Description: This course introduces the methods and applications of fitting and interpreting multiple regression models. The underlying distributional theory is discussed briefly. Topics include the examination of residuals, the transformation of data, strategies and criteria for the selection of a regression equation, and nonlinear models; categorical input variables (factors, constraints, and design matrices); factor models; factorial design; randomization; observational units versus experimental units; typology of experiments; randomized blocks design; and categorical responses (first case, logistic regression, likelihood analysis, and some basic asymptotic properties).

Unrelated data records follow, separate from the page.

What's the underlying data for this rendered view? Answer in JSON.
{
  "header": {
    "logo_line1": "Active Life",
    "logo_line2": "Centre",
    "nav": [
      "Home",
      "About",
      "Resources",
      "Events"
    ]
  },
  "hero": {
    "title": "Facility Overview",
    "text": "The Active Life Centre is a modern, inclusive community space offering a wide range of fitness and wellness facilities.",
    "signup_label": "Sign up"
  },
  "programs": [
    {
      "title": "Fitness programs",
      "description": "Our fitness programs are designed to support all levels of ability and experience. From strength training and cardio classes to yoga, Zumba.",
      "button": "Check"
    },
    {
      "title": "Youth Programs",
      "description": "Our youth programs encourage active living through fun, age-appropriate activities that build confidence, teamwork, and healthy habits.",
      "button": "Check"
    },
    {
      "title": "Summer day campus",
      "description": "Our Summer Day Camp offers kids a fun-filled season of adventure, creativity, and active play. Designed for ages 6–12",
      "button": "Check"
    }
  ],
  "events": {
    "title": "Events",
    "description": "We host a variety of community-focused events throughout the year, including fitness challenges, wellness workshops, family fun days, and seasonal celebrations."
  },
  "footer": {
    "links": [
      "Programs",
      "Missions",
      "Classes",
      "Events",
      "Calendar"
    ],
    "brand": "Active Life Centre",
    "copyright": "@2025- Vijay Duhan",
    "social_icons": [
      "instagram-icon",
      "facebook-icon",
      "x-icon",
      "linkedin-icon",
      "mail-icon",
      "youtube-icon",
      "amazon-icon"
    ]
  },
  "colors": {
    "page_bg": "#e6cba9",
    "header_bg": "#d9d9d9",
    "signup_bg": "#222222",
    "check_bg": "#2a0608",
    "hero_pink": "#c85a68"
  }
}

The course emphasizes the use and interpretation of regression analysis with the R package. Techniques discussed are illustrated by examples involving both physical and social sciences data.
Prerequisite(s): Graduate student in Statistics or Financial Mathematics or instructor consent.
Note(s): Students who need it should take Linear Algebra (STAT 24300 or equivalent) concurrently.